Ricard-Blum S, Hartmann D J, Esterre P
Institut Pasteur de Lyon France.
Eur J Clin Invest. 1998 Sep;28(9):748-54. doi: 10.1046/j.1365-2362.1998.00335.x.
Chromoblastomycosis is a fungal disease leading to a granulomatous reaction associated with dermal fibrosis.
In an attempt to elucidate the mechanisms leading to improvement in the cutaneous lesions after treatment with terbinafine, a new antifungal drug, we analysed collagen content and cross-linking before and at the end of the treatment. The turnover of extracellular matrix was monitored for 1 year by following up serum and urinary metabolites.

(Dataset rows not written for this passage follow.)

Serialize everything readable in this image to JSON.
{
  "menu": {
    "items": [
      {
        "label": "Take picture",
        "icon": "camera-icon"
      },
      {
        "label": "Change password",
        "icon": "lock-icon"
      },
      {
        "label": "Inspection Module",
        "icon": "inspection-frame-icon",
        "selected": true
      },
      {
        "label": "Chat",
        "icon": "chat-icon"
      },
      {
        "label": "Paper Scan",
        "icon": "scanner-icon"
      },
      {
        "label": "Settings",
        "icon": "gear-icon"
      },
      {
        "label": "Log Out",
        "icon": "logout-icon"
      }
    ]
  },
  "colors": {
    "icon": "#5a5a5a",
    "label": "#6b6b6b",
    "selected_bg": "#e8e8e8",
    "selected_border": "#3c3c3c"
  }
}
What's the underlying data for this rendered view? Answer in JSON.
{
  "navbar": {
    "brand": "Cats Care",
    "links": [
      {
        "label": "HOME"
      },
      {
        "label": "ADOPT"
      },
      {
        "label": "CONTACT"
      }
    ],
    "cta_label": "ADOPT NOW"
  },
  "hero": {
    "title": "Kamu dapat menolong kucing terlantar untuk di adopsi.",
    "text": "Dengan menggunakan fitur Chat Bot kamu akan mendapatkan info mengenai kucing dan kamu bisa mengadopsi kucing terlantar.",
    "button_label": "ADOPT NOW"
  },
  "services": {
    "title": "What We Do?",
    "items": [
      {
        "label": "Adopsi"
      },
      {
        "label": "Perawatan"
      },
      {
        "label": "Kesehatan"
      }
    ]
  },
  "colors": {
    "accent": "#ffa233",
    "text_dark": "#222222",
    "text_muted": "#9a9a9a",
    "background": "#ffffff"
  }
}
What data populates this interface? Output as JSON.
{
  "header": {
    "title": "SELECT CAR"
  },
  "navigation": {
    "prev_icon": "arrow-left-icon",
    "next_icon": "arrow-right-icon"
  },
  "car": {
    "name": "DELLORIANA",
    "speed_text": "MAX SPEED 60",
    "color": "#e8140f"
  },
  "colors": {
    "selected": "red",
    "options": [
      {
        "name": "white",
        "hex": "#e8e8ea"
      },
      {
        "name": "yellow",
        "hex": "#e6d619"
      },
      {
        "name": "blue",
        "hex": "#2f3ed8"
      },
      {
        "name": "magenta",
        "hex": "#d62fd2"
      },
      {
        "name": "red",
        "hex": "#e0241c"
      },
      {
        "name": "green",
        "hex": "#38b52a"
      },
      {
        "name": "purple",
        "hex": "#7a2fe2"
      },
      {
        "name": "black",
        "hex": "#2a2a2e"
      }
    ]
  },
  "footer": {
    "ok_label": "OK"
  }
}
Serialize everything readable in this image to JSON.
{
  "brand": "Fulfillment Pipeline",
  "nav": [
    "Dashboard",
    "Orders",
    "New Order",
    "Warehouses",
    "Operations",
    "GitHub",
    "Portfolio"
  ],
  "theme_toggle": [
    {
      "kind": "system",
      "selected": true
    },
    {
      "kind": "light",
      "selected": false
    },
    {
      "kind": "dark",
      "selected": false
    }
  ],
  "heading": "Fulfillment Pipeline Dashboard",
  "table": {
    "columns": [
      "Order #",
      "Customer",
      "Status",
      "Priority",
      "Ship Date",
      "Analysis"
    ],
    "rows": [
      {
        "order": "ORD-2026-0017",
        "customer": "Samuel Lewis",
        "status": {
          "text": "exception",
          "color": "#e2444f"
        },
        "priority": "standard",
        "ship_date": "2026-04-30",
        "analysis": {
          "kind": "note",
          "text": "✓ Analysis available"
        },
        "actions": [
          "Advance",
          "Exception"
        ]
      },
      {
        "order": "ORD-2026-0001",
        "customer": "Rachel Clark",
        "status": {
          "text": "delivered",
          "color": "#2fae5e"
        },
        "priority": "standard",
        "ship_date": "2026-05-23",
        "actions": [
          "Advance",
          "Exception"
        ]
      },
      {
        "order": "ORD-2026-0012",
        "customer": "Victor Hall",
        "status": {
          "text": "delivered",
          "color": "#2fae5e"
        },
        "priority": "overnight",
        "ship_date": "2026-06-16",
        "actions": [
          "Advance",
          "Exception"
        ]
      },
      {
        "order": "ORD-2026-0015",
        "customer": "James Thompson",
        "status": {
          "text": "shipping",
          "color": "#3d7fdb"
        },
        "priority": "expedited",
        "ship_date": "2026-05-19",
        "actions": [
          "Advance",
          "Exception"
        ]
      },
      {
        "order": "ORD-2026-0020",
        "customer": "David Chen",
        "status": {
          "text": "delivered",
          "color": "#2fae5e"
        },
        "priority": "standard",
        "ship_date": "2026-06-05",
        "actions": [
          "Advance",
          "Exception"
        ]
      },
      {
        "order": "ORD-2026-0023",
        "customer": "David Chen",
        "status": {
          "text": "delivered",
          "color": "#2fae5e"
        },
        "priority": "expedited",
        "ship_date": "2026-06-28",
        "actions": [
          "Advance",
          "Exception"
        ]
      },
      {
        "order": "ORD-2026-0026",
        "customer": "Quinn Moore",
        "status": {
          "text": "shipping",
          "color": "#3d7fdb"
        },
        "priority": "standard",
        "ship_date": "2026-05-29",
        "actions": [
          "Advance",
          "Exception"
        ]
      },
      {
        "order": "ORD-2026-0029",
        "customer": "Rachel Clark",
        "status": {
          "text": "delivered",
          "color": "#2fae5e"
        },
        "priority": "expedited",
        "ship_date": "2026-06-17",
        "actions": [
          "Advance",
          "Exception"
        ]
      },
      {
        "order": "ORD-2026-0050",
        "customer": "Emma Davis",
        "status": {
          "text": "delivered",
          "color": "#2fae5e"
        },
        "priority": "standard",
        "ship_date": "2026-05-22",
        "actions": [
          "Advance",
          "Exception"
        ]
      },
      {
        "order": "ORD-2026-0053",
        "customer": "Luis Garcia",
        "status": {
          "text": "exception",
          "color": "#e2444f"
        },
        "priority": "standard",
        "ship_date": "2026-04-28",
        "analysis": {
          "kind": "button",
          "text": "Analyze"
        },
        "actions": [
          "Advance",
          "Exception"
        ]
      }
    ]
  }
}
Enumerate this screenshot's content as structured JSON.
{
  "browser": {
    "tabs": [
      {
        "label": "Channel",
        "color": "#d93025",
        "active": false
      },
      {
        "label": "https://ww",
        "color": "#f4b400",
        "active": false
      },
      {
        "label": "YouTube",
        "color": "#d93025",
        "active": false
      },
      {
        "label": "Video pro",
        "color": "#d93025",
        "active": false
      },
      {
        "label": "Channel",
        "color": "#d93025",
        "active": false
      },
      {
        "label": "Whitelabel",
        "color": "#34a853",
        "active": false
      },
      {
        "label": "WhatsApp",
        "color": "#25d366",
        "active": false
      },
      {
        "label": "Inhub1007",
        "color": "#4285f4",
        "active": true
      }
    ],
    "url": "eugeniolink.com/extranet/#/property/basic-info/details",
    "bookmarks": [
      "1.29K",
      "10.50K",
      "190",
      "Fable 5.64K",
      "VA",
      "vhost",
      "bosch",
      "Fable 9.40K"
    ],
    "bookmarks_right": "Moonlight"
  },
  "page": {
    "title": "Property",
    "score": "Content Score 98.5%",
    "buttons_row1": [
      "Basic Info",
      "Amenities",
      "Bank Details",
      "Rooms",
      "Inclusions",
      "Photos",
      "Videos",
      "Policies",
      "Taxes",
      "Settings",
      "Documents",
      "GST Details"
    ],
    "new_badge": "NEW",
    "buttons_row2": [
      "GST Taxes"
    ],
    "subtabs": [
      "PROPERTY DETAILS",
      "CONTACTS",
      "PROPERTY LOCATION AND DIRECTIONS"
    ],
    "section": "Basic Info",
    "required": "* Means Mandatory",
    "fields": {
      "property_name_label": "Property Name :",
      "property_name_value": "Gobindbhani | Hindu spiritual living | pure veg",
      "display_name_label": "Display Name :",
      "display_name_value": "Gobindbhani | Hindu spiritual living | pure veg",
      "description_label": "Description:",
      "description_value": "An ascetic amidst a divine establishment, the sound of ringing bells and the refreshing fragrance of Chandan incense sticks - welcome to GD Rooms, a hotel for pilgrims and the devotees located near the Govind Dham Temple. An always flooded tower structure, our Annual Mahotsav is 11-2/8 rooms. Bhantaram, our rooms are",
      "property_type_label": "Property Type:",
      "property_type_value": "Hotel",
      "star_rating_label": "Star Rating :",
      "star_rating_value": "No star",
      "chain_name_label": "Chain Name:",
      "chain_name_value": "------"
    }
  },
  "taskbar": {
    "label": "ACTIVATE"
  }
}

The serum levels of type III collagen and its N-terminal propeptide were correlated with the lesion size (P < 0.035) after 4 and 12 months of treatment respectively. After 4 months of treatment, urinary pyridinoline was higher (P = 0.04) in patients whose lesion size was reduced by more than 50% and serum hyaluronan was lower in patients who had lesions active for less than 5 years (P < 0.05). The treatment increased pyridinoline and pentosidine cross-links in the lesions but significantly reduced the collagen content (P = 0.05).
This is the first demonstration that, in addition to its fungicidal activity, terbinafine acts in vivo as an antifibrotic drug.
着色芽生菌病是一种导致与皮肤纤维化相关的肉芽肿反应的真菌病。
为了阐明使用新型抗真菌药物特比萘芬治疗后皮肤病变改善的机制,我们分析了治疗前和治疗结束时的胶原蛋白含量及交联情况。通过随访血清和尿液代谢产物,对细胞外基质的周转进行了1年的监测。
治疗4个月和12个月后,血清III型胶原蛋白及其N端前肽水平分别与病变大小相关(P < 0.035)。治疗4个月后,病变大小缩小超过50%的患者尿吡啶啉水平较高(P = 0.04),病变活动少于5年的患者血清透明质酸水平较低(P < 0.05)。治疗增加了病变中的吡啶啉和戊糖苷交联,但显著降低了胶原蛋白含量(P = 0.05)。
这是首次证明,除了其杀菌活性外,特比萘芬在体内还作为一种抗纤维化药物发挥作用。